Violations of Anti Money Laundering Laws Earns Crypto Trader a Penalization from FinCEN

The Financial Crime Enforcement Network of the United States has penalized a “peer-to-peer cryptocurrency exchanger” for breaking anti-money laundering laws. The regulator revealed on Thursday, April 18, that the individual named Eric Powers, a California resident and a cryptocurrency trader, failed to comply with the Bank Secrecy Act’s registration and reporting requirements during 2012-2014.

Money laundering and funding criminal activities have been one of the biggest concerns regarding cryptocurrencies, cryptocurrency traders and crypto exchanges by the mainstream media as well as by those in power.

Over the years, there has been a push towards bringing cryptocurrency exchanges and traders under the shadow of regulations that require better self and government oversight.
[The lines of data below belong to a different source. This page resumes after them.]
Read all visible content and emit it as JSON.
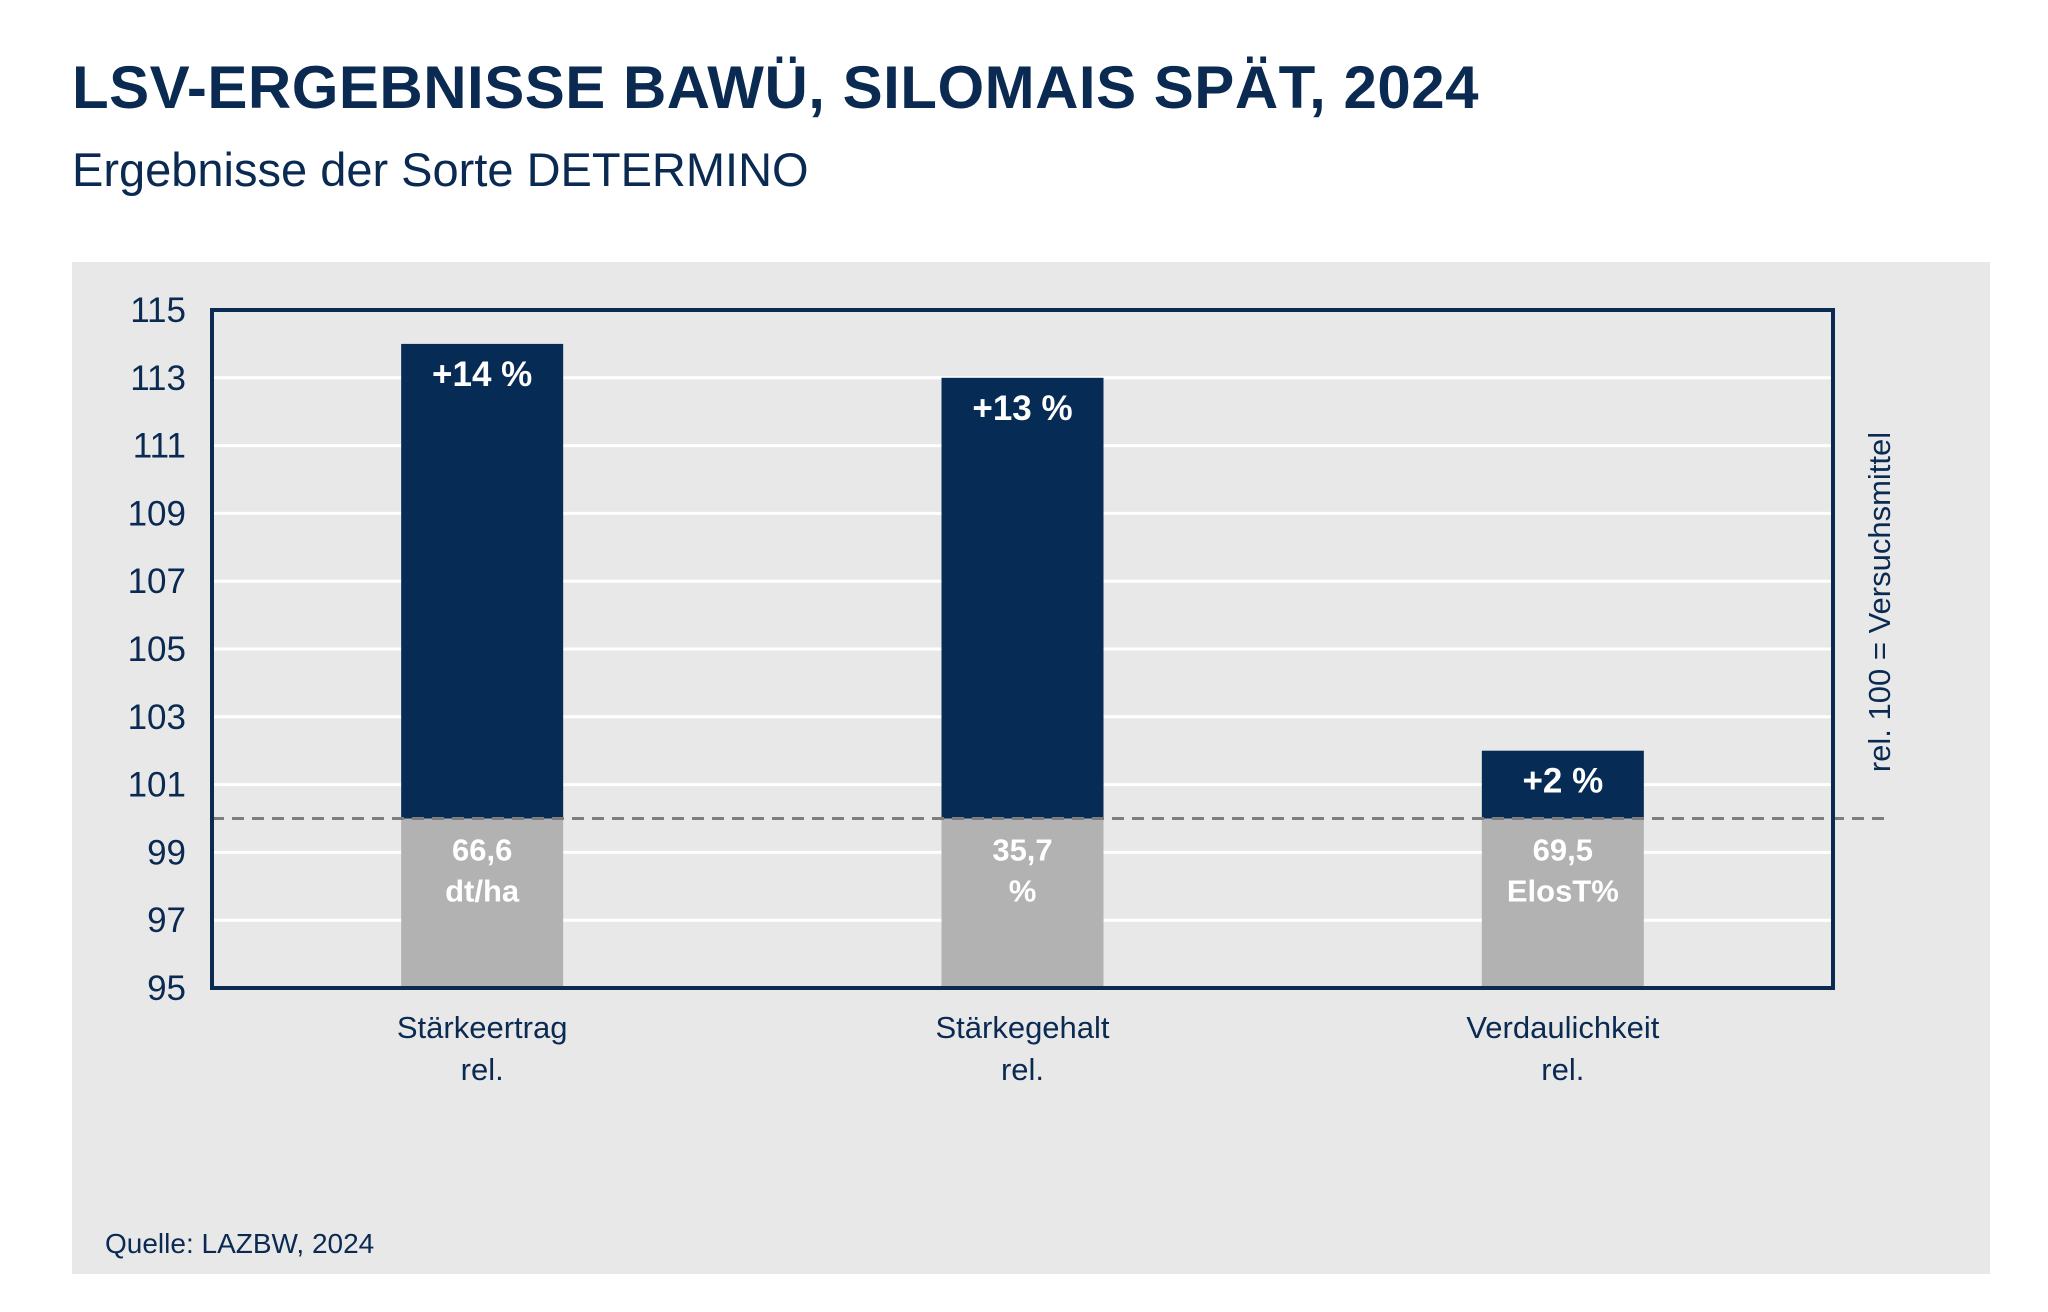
{
  "header": {
    "title": "LSV-ERGEBNISSE BAWÜ, SILOMAIS SPÄT, 2024",
    "subtitle": "Ergebnisse der Sorte DETERMINO"
  },
  "footer": {
    "source": "Quelle: LAZBW, 2024"
  },
  "colors": {
    "bar": "#062b55",
    "base": "#b2b2b2",
    "frame": "#0a2a52",
    "panel": "#e8e8e8",
    "text": "#0a2a52",
    "gridline": "#ffffff",
    "reference": "#7d7d7d"
  },
  "chart_data": {
    "type": "bar",
    "title": "LSV-ERGEBNISSE BAWÜ, SILOMAIS SPÄT, 2024",
    "subtitle": "Ergebnisse der Sorte DETERMINO",
    "ylim": [
      95,
      115
    ],
    "yticks": [
      95,
      97,
      99,
      101,
      103,
      105,
      107,
      109,
      111,
      113,
      115
    ],
    "reference": {
      "value": 100,
      "label": "rel. 100 = Versuchsmittel"
    },
    "grid": true,
    "categories": [
      [
        "Stärkeertrag",
        "rel."
      ],
      [
        "Stärkegehalt",
        "rel."
      ],
      [
        "Verdaulichkeit",
        "rel."
      ]
    ],
    "values": [
      114,
      113,
      102
    ],
    "value_labels": [
      "+14 %",
      "+13 %",
      "+2 %"
    ],
    "absolute_labels": [
      [
        "66,6",
        "dt/ha"
      ],
      [
        "35,7",
        "%"
      ],
      [
        "69,5",
        "ElosT%"
      ]
    ]
  }
}
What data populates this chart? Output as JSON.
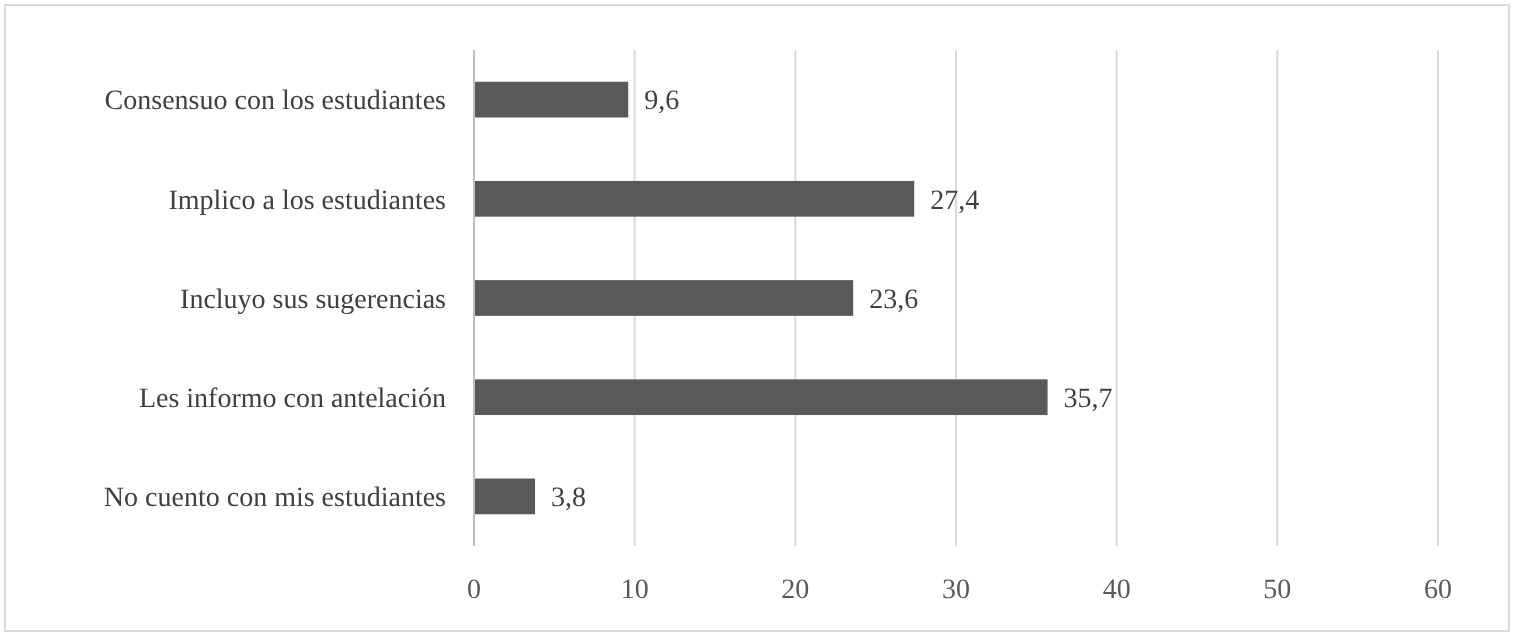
{
  "chart_data": {
    "type": "bar",
    "orientation": "horizontal",
    "categories": [
      "Consensuo con los estudiantes",
      "Implico a los estudiantes",
      "Incluyo sus sugerencias",
      "Les informo con antelación",
      "No cuento con mis estudiantes"
    ],
    "values": [
      9.6,
      27.4,
      23.6,
      35.7,
      3.8
    ],
    "value_labels": [
      "9,6",
      "27,4",
      "23,6",
      "35,7",
      "3,8"
    ],
    "color": "#595959",
    "xlim": [
      0,
      60
    ],
    "xticks": [
      0,
      10,
      20,
      30,
      40,
      50,
      60
    ],
    "grid": "x"
  }
}
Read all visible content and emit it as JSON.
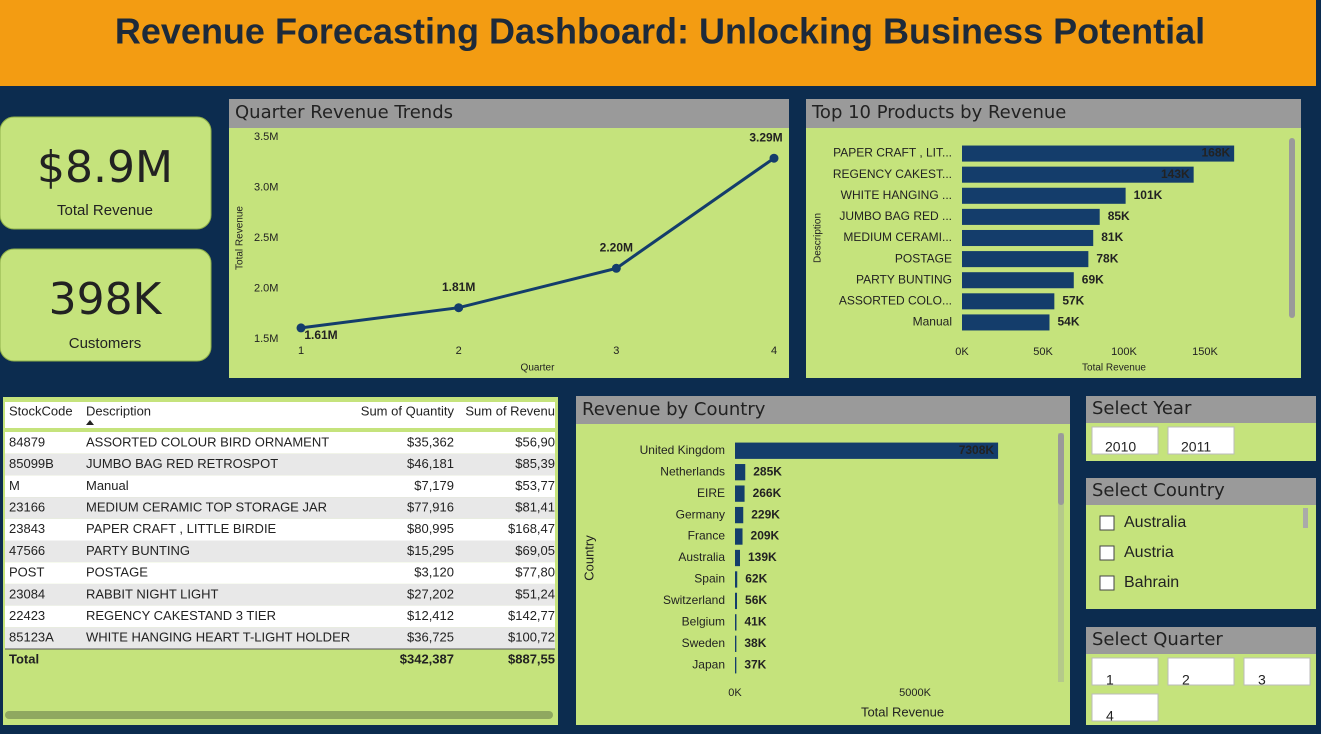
{
  "header": {
    "title": "Revenue Forecasting Dashboard: Unlocking Business Potential"
  },
  "kpis": [
    {
      "value": "$8.9M",
      "label": "Total Revenue"
    },
    {
      "value": "398K",
      "label": "Customers"
    }
  ],
  "chart_data": [
    {
      "type": "line",
      "title": "Quarter Revenue Trends",
      "x_label": "Quarter",
      "y_label": "Total Revenue",
      "x": [
        1,
        2,
        3,
        4
      ],
      "values": [
        1610000,
        1810000,
        2200000,
        3290000
      ],
      "value_labels": [
        "1.61M",
        "1.81M",
        "2.20M",
        "3.29M"
      ],
      "color": "#143d6b",
      "xlim": [
        1,
        4
      ],
      "xticks": [
        1,
        2,
        3,
        4
      ],
      "ylim": [
        1500000,
        3500000
      ],
      "yticks": [
        {
          "value": 1500000,
          "label": "1.5M"
        },
        {
          "value": 2000000,
          "label": "2.0M"
        },
        {
          "value": 2500000,
          "label": "2.5M"
        },
        {
          "value": 3000000,
          "label": "3.0M"
        },
        {
          "value": 3500000,
          "label": "3.5M"
        }
      ],
      "grid": false
    },
    {
      "type": "bar",
      "orientation": "horizontal",
      "title": "Top 10 Products by Revenue",
      "x_label": "Total Revenue",
      "y_label": "Description",
      "categories": [
        "PAPER CRAFT , LIT...",
        "REGENCY CAKEST...",
        "WHITE HANGING ...",
        "JUMBO BAG RED ...",
        "MEDIUM CERAMI...",
        "POSTAGE",
        "PARTY BUNTING",
        "ASSORTED COLO...",
        "Manual"
      ],
      "values": [
        168000,
        143000,
        101000,
        85000,
        81000,
        78000,
        69000,
        57000,
        54000
      ],
      "value_labels": [
        "168K",
        "143K",
        "101K",
        "85K",
        "81K",
        "78K",
        "69K",
        "57K",
        "54K"
      ],
      "color": "#143d6b",
      "xlim": [
        0,
        200000
      ],
      "xticks": [
        {
          "value": 0,
          "label": "0K"
        },
        {
          "value": 50000,
          "label": "50K"
        },
        {
          "value": 100000,
          "label": "100K"
        },
        {
          "value": 150000,
          "label": "150K"
        }
      ],
      "grid": false
    },
    {
      "type": "bar",
      "orientation": "horizontal",
      "title": "Revenue by Country",
      "x_label": "Total Revenue",
      "y_label": "Country",
      "categories": [
        "United Kingdom",
        "Netherlands",
        "EIRE",
        "Germany",
        "France",
        "Australia",
        "Spain",
        "Switzerland",
        "Belgium",
        "Sweden",
        "Japan"
      ],
      "values": [
        7308000,
        285000,
        266000,
        229000,
        209000,
        139000,
        62000,
        56000,
        41000,
        38000,
        37000
      ],
      "value_labels": [
        "7308K",
        "285K",
        "266K",
        "229K",
        "209K",
        "139K",
        "62K",
        "56K",
        "41K",
        "38K",
        "37K"
      ],
      "color": "#143d6b",
      "xlim": [
        0,
        8750000
      ],
      "xticks": [
        {
          "value": 0,
          "label": "0K"
        },
        {
          "value": 5000000,
          "label": "5000K"
        }
      ],
      "grid": false
    }
  ],
  "table": {
    "columns": [
      "StockCode",
      "Description",
      "Sum of Quantity",
      "Sum of Revenu"
    ],
    "rows": [
      [
        "84879",
        "ASSORTED COLOUR BIRD ORNAMENT",
        "$35,362",
        "$56,90"
      ],
      [
        "85099B",
        "JUMBO BAG RED RETROSPOT",
        "$46,181",
        "$85,39"
      ],
      [
        "M",
        "Manual",
        "$7,179",
        "$53,77"
      ],
      [
        "23166",
        "MEDIUM CERAMIC TOP STORAGE JAR",
        "$77,916",
        "$81,41"
      ],
      [
        "23843",
        "PAPER CRAFT , LITTLE BIRDIE",
        "$80,995",
        "$168,47"
      ],
      [
        "47566",
        "PARTY BUNTING",
        "$15,295",
        "$69,05"
      ],
      [
        "POST",
        "POSTAGE",
        "$3,120",
        "$77,80"
      ],
      [
        "23084",
        "RABBIT NIGHT LIGHT",
        "$27,202",
        "$51,24"
      ],
      [
        "22423",
        "REGENCY CAKESTAND 3 TIER",
        "$12,412",
        "$142,77"
      ],
      [
        "85123A",
        "WHITE HANGING HEART T-LIGHT HOLDER",
        "$36,725",
        "$100,72"
      ]
    ],
    "total": [
      "Total",
      "$342,387",
      "$887,55"
    ]
  },
  "slicers": [
    {
      "title": "Select Year",
      "items": [
        "2010",
        "2011"
      ]
    },
    {
      "title": "Select Country",
      "items": [
        "Australia",
        "Austria",
        "Bahrain"
      ]
    },
    {
      "title": "Select Quarter",
      "items": [
        "1",
        "2",
        "3",
        "4"
      ]
    }
  ]
}
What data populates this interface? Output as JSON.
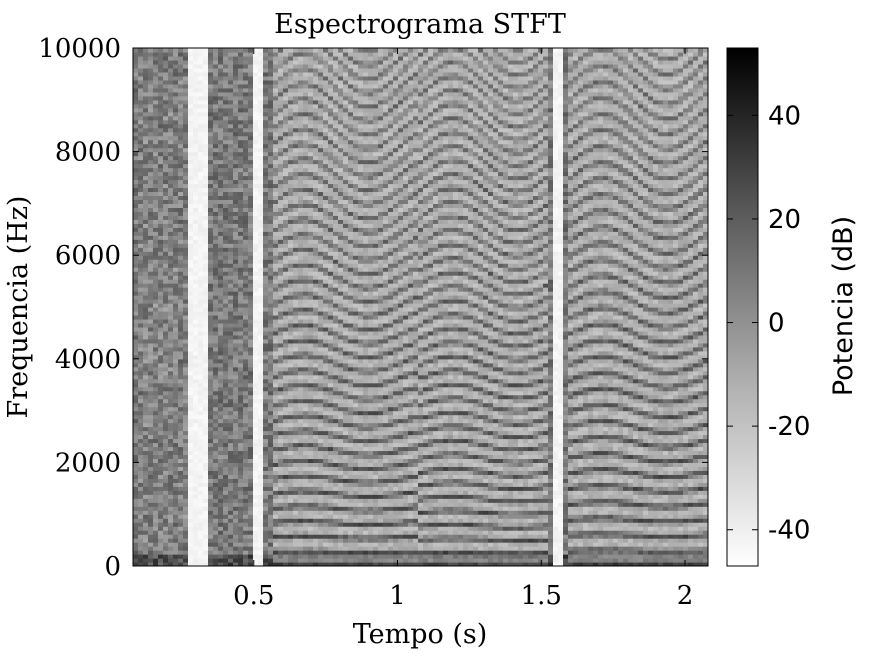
{
  "chart_data": {
    "type": "heatmap",
    "title": "Espectrograma STFT",
    "xlabel": "Tempo (s)",
    "ylabel": "Frequencia (Hz)",
    "xlim": [
      0.08,
      2.08
    ],
    "ylim": [
      0,
      10000
    ],
    "xticks": [
      0.5,
      1,
      1.5,
      2
    ],
    "xtick_labels": [
      "0.5",
      "1",
      "1.5",
      "2"
    ],
    "yticks": [
      0,
      2000,
      4000,
      6000,
      8000,
      10000
    ],
    "ytick_labels": [
      "0",
      "2000",
      "4000",
      "6000",
      "8000",
      "10000"
    ],
    "colormap": "gray_reversed",
    "colorbar": {
      "label": "Potencia (dB)",
      "range": [
        -47,
        53
      ],
      "ticks": [
        -40,
        -20,
        0,
        20,
        40
      ],
      "tick_labels": [
        "-40",
        "-20",
        "0",
        "20",
        "40"
      ]
    },
    "silence_intervals_s": [
      [
        0.27,
        0.34
      ],
      [
        0.5,
        0.54
      ],
      [
        1.54,
        1.58
      ]
    ],
    "harmonic_segments": [
      {
        "t_start": 0.56,
        "t_end": 1.07,
        "f0_hz": 280
      },
      {
        "t_start": 1.08,
        "t_end": 1.52,
        "f0_hz": 260
      },
      {
        "t_start": 1.6,
        "t_end": 2.08,
        "f0_hz": 300
      }
    ]
  }
}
The purpose of this push, besides to exercise control over the digital assets sector, is to keep a check and balance over who is transferring money to whom and for what purpose. As such, cryptocurrencies allow for the payer and the one getting paid complete anonymity. As one can imagine, that would be catastrophic in terms of controlling the funding of illegal activities and undermine the efforts of the government to curb corruption and money laundering.

This is why the FinCEN opted to punish the negligence of Eric Powers, whether intentional or not. While trading Bitcoin over the internet, Powers failed to register himself as a money transmitter or as a money services business, revealed FinCEN. He did not file a single currency transaction report despite having moved currency worth $10,000 physically in 200 transactions as well as $5 million in Bitcoin (!) through 160 transactions.

The FinCEN also named the now-defunct darknet marketplace, Silk Road, as one of the places where Powers did business and processed several suspicious transactions. However, he once again failed to file a suspicious activity report. The agency also reported the Powers had admitted to these violations.

When talking about the action, FinCEN director Kenneth A. Blanco mentioned that there were clear indicators that Powers was aware of his obligations but willfully chose to ignore them. He expressed his view that regardless of the size of a money transmitter, the BSA obligations apply to them all.

Blanco stated:

“Such failures put our financial system and national security at risk and jeopardize the safety and well-being of our people, as well as undercut responsible innovation in the financial services space.”

As punishment, Powers has been fined $35,000 and barred from providing money transmission services in the future.